When a reporter asked about the possibility of exile for Saddam Hussein, Mr. Bush said he would like to see the dispute over Iraq's suspected weapons of mass destruction resolved peacefully.
"Hopefully, the pressure of the free world will convince Mr. Saddam Hussein to relinquish power," he said. "And should he choose to leave the country with a lot of the other henchmen who have tortured the Iraqi people, we would welcome that, of course."
The president went on to stress that Iraq must disarm, whether or not Saddam Hussein remains in power. And he vowed to provide humanitarian aid to Iraq, if it becomes necessary to use force.
"Should we require military action, shortly after our troops go in, will go food and medicine and supplies to the Iraqi people," Mr. Bush said.
Earlier, the president directed the State Department to set aside $15 million from its emergency refugee fund for possible use in Iraq. In addition, the White House welcomed a published letter of support from eight European leaders, including Mr.
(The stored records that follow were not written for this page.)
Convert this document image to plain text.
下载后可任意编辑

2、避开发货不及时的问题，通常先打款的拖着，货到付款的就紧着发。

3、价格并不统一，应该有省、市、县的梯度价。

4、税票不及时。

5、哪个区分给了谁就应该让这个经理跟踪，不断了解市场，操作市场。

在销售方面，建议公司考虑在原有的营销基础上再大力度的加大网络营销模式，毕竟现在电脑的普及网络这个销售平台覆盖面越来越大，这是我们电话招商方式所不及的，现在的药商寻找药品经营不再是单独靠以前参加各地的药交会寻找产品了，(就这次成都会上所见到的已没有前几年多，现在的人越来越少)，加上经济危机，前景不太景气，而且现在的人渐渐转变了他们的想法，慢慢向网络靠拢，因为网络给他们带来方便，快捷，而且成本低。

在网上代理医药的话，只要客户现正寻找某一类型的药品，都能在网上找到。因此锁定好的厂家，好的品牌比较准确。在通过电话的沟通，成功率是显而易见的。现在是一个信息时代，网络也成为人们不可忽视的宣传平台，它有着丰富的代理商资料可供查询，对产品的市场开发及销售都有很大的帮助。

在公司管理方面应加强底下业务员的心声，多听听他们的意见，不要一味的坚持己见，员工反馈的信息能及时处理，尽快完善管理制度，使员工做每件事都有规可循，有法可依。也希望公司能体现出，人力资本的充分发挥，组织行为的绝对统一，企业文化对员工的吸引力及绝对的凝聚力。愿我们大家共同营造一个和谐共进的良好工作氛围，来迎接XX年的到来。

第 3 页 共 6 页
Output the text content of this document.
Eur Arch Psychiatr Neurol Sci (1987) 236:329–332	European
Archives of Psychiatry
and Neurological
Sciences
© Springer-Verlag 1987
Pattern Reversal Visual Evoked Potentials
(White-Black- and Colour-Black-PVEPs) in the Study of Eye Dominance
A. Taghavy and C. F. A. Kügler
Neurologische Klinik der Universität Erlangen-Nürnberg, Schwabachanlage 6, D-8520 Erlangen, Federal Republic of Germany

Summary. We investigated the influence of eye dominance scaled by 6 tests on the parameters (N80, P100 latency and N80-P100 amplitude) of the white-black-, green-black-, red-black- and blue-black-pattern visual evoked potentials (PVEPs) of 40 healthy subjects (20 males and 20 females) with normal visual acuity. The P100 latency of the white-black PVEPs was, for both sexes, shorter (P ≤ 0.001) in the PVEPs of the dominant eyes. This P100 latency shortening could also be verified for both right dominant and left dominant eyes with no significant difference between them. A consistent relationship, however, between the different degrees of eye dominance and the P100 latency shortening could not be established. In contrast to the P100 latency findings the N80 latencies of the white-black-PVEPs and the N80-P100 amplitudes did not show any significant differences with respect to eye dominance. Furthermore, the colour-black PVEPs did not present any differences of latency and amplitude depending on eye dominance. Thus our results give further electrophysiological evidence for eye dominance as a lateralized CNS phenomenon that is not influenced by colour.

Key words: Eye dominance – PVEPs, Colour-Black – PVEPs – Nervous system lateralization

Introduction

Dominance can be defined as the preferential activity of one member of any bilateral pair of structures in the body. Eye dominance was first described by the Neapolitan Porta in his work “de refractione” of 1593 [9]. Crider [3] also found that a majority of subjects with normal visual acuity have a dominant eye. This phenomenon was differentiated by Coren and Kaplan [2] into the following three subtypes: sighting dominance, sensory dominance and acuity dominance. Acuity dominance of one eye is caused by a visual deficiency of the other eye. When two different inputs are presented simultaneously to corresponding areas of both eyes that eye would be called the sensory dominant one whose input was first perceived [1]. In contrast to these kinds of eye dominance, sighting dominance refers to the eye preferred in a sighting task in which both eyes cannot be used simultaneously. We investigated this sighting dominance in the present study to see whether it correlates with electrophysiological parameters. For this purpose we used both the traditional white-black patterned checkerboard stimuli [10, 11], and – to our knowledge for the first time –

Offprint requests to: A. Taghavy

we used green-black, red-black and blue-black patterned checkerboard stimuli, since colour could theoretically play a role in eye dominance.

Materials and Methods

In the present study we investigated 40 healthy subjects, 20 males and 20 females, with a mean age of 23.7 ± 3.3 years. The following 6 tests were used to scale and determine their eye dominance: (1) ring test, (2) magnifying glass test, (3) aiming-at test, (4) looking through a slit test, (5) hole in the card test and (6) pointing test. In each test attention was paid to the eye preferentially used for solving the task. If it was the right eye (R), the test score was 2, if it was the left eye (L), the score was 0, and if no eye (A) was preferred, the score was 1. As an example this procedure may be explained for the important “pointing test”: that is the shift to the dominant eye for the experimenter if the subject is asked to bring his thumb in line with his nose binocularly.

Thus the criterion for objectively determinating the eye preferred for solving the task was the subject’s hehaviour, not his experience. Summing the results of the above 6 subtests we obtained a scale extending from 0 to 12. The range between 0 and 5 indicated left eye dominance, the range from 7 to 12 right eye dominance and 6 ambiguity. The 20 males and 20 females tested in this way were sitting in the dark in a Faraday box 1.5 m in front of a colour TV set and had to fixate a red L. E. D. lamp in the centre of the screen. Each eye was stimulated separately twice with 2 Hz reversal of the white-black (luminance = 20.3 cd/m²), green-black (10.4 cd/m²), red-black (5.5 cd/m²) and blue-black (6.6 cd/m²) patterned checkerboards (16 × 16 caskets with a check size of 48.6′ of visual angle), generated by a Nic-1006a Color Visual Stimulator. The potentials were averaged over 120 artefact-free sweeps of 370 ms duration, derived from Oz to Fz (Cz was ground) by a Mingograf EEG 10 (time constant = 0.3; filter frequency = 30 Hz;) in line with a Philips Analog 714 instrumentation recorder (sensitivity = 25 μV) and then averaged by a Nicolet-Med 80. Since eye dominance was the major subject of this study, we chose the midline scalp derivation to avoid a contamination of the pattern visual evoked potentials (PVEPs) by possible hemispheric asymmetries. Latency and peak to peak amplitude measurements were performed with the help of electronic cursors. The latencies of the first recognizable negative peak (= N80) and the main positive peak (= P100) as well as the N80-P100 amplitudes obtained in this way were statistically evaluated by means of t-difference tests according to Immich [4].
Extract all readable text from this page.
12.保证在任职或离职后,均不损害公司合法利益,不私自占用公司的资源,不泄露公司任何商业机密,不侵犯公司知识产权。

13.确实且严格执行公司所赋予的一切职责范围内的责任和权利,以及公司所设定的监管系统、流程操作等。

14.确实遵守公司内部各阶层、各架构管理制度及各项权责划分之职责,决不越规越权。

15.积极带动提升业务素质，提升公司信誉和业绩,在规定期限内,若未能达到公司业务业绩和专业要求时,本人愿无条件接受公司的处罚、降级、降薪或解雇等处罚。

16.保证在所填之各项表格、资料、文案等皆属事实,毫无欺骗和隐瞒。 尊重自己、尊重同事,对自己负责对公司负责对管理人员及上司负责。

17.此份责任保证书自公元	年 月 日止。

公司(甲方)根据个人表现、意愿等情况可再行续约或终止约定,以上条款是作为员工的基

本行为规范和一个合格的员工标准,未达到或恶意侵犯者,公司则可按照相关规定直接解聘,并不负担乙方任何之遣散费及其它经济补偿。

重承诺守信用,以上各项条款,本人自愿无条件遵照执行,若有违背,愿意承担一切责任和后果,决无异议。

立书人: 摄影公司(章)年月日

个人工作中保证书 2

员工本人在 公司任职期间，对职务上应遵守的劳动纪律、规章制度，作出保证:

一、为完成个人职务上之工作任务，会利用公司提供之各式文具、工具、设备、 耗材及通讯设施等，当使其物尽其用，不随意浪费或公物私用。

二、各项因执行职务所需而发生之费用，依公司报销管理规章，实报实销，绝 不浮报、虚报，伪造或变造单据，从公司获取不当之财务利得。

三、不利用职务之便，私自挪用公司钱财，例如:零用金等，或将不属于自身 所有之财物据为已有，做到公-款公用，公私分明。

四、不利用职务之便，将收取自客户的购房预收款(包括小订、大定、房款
Berlusconi, for the president's tough Iraqi policy.
British Prime Minister Tony Blair also signed the letter, along with leaders from Spain, Portugal, Denmark, Hungary, Poland and the Czech Republic. Mr. Blair will meet with President Bush Friday at his Camp David retreat, capping a week that also included a meeting at the White House with Saudi Arabia's foreign minister, Saud Al-Faisal.
After the talks, the Saudi official told reporters that the countries of the region remain committed to seeking a diplomatic solution. "We remain hopeful that there will be a way to do so," he said. "We remain confident that the president is going to give the issue the full weight of his judgment."
There have been reports that several Arab nations, including Saudi Arabia, have secretly been urging Saddam Hussein to leave Iraq. But the foreign minister said the matter did not come up during his meeting with President Bush.